AI researchers at Google have developed a program called MusicLM, which is capable of producing musical compositions based on text prompts. The system can also convert a hummed or whistled tune into other musical instruments, similar to DALL-E's ability to generate images based on text inputs.
While MusicLM is not available for personal use, Google has released a number of samples generated by the model. These include 30-second song snippets created from short descriptions specifying genre, mood, and instruments, as well as longer pieces generated from just a few words, such as "melodic techno." One particularly interesting demo is the "story mode," where the model is given a script to follow and switch between different prompts.
Considering they were created by a program, the samples are more than impressive. The demo site also showcases MusicLM's ability to generate short clips featuring various instruments such as the cello or maracas, although its performance in some cases may be less satisfactory, as is the case with maracas. The site also offers eight-second samples of different genres, music suitable for a prison escape, as well as comparisons between the playing styles of a beginner and advanced pianist. Additionally, MusicLM is capable of interpreting phrases like "futuristic club" and "accordion death metal". It can even simulate human vocals, although there is a grainy or static quality to them that falls short of the real thing.
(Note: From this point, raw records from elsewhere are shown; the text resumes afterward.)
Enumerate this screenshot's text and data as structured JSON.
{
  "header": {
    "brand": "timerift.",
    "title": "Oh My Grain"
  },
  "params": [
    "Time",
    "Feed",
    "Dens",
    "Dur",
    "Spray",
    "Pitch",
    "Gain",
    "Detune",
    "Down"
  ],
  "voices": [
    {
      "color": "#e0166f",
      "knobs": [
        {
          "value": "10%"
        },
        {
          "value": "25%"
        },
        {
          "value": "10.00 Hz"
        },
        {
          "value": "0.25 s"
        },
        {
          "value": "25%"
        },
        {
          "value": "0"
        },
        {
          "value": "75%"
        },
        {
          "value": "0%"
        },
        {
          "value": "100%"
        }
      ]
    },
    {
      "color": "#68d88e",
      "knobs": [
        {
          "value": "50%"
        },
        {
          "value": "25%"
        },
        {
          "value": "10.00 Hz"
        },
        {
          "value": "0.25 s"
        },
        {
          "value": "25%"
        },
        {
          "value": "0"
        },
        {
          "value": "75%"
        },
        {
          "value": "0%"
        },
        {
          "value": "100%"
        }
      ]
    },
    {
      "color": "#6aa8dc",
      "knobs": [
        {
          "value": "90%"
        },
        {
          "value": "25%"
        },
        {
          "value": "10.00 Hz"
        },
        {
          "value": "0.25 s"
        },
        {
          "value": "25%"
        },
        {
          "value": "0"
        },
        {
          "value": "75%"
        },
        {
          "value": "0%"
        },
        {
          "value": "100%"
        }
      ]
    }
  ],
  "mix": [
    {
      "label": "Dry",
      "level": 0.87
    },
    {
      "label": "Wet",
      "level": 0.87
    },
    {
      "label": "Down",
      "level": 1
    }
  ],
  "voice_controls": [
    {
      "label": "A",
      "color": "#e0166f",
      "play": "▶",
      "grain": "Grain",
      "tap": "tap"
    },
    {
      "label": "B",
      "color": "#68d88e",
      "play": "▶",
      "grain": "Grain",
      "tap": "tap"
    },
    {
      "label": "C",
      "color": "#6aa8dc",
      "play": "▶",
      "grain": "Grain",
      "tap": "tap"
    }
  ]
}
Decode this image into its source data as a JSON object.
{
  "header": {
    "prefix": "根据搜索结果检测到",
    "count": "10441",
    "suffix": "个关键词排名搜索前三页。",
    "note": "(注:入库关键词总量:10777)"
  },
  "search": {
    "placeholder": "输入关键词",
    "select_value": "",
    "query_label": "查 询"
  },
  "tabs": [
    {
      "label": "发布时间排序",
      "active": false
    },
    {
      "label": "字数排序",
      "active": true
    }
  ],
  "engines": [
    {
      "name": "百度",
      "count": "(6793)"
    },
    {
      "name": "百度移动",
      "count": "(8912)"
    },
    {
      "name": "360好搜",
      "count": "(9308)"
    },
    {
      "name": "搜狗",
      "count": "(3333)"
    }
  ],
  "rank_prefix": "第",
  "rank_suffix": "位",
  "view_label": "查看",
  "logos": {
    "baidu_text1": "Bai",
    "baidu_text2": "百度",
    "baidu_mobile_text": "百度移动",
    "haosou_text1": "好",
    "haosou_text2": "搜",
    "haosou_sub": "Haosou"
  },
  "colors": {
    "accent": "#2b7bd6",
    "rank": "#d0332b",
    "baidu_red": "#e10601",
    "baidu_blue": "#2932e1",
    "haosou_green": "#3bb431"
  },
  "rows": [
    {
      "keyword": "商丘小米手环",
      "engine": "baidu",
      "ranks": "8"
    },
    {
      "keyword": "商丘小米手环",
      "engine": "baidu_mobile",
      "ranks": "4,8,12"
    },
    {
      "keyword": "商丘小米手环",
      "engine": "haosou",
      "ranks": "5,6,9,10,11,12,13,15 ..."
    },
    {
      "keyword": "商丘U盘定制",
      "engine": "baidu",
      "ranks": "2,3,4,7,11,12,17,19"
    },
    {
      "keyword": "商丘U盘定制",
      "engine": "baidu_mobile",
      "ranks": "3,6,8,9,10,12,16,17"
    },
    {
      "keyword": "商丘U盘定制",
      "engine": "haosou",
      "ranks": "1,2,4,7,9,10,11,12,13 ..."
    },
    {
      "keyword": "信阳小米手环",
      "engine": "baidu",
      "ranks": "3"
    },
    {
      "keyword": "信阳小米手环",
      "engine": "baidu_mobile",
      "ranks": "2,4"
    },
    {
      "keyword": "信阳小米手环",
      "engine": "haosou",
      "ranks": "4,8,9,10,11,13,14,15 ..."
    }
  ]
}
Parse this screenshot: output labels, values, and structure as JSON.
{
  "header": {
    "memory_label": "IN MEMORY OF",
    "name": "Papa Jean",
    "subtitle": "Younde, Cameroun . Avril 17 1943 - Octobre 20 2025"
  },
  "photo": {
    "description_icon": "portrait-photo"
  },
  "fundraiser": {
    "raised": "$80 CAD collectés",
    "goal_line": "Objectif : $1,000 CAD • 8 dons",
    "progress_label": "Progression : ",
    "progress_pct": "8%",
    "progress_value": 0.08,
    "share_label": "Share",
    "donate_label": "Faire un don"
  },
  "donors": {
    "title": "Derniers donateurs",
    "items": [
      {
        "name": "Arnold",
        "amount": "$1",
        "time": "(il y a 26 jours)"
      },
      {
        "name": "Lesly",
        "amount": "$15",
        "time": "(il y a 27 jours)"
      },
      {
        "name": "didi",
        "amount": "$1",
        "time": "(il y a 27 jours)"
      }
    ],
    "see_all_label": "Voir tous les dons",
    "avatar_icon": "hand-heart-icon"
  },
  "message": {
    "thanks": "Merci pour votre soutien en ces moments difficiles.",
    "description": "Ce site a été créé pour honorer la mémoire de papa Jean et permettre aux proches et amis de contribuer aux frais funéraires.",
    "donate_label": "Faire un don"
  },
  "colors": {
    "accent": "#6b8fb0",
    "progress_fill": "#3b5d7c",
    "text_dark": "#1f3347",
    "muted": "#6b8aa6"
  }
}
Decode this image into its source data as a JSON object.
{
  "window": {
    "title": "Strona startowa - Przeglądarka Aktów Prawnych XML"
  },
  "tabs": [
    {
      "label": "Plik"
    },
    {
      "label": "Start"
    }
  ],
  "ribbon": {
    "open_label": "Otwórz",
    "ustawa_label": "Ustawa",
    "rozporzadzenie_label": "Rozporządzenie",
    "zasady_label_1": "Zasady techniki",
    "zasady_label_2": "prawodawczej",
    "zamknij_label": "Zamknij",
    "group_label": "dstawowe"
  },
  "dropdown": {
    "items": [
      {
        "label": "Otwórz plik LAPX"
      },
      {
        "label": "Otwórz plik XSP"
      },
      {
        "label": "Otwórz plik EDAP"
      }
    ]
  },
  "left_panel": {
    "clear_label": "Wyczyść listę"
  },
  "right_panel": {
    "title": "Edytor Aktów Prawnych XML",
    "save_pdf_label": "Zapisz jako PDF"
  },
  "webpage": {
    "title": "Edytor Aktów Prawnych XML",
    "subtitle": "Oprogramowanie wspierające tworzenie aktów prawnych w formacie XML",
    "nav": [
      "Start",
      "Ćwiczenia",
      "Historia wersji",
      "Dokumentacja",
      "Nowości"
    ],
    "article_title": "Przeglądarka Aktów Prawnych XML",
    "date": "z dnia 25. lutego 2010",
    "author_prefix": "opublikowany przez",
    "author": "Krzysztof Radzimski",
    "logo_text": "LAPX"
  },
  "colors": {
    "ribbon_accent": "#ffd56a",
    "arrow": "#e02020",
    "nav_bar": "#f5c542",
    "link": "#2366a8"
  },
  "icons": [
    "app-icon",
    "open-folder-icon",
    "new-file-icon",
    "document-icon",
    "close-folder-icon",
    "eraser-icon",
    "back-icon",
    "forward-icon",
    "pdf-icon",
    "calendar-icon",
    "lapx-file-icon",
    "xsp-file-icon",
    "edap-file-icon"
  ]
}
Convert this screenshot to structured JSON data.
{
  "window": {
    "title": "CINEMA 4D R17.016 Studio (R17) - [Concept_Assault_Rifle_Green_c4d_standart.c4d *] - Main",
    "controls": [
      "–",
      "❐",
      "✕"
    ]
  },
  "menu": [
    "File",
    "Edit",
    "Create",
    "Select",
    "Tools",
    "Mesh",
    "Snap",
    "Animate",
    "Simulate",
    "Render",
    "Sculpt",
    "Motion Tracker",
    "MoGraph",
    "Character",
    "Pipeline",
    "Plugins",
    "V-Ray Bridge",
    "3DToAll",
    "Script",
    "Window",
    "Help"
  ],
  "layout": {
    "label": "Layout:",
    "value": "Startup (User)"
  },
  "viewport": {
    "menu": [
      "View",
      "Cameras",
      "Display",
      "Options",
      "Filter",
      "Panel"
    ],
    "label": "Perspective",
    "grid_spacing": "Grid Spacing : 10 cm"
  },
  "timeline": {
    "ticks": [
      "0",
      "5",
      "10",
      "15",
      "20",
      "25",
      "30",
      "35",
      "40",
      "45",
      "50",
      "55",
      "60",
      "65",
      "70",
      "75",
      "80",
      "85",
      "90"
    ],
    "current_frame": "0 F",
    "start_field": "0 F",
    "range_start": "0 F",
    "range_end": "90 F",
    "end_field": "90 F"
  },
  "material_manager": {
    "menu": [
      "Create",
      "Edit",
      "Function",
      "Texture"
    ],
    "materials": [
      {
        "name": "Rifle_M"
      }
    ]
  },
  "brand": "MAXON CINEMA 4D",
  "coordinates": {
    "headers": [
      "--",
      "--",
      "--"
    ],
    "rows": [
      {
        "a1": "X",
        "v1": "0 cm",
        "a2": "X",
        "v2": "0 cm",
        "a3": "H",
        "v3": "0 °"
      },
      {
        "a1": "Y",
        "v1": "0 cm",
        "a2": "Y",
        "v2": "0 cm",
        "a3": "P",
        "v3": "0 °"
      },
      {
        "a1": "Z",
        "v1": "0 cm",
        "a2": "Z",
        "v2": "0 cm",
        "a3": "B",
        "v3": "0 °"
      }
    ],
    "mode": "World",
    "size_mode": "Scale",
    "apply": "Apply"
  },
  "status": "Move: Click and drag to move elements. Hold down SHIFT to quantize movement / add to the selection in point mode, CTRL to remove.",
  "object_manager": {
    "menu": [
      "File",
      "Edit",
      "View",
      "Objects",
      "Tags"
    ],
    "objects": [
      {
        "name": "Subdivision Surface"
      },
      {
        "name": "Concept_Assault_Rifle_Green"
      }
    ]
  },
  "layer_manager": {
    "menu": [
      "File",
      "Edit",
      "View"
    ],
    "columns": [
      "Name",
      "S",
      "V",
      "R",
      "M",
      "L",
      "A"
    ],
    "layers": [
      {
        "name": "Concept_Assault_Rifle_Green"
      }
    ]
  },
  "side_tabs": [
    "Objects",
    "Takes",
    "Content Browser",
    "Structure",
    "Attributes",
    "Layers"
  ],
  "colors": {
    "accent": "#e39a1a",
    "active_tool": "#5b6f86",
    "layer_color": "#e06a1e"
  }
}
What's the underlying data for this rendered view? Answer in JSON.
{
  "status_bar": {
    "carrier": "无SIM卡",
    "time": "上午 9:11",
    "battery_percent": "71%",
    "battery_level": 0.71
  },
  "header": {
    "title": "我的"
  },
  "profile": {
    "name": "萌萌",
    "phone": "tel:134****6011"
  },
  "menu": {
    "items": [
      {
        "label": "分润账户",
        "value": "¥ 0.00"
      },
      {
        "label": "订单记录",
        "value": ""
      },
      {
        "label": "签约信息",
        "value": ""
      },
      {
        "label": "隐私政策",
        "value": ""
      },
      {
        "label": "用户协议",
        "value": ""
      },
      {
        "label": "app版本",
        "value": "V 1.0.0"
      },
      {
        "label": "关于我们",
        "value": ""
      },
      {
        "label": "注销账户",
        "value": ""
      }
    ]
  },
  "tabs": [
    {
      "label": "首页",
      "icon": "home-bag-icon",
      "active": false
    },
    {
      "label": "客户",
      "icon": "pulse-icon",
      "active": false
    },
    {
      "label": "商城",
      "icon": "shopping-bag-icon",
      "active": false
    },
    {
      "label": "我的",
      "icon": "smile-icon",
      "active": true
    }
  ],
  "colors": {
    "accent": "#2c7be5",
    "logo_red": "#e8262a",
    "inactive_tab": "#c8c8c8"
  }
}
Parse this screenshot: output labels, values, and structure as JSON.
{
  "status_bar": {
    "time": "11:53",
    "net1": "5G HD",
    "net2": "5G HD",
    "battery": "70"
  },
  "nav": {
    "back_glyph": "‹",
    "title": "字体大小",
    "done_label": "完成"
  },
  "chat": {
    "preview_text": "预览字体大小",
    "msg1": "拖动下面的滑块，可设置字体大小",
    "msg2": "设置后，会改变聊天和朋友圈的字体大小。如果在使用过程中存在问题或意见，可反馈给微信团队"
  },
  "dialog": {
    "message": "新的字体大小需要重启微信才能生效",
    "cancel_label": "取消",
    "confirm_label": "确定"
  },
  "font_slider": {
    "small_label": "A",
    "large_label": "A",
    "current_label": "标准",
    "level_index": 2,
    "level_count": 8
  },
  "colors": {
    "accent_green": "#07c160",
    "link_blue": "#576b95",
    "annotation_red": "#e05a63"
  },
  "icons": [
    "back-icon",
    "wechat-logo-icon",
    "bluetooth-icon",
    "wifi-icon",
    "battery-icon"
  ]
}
AI-generated music actually has a rich history dating back decades, with systems credited with composing pop songs, mimicking Bach better than humans in the 90s, and even providing live performance accompaniment. In a recent model, the AI image generation engine StableDiffusion is utilized to convert text prompts into spectrograms that can then be transformed into music. According to the research paper, MusicLM surpasses other systems in terms of quality and adherence to the prompt, as well as its ability to replicate melodies from audio inputs.
The researchers' most impressive demo is perhaps the one where MusicLM transforms a hummed or whistled tune into an electronic synth lead, string quartet, guitar solo, and other instruments. The website allows you to listen to the original audio input and the model's output, and from it's evident that the system performed remarkably well.
As with other AI ventures, Google is exercising significant caution with MusicLM compared to some of its counterparts in the field. The research paper concludes that they have no intention of releasing the models at this point, citing concerns about potential misappropriation of creative content (i.e., plagiarism) and the possibility of cultural appropriation or misrepresentation.
Although it's possible that the technology may appear in one of Google's fun musical experiments in the future, currently, the only ones who can benefit from the research are those who build musical AI systems. Google plans to release a dataset with roughly 5,500 music-text pairs publicly, which can aid in training and assessing other musical AI systems.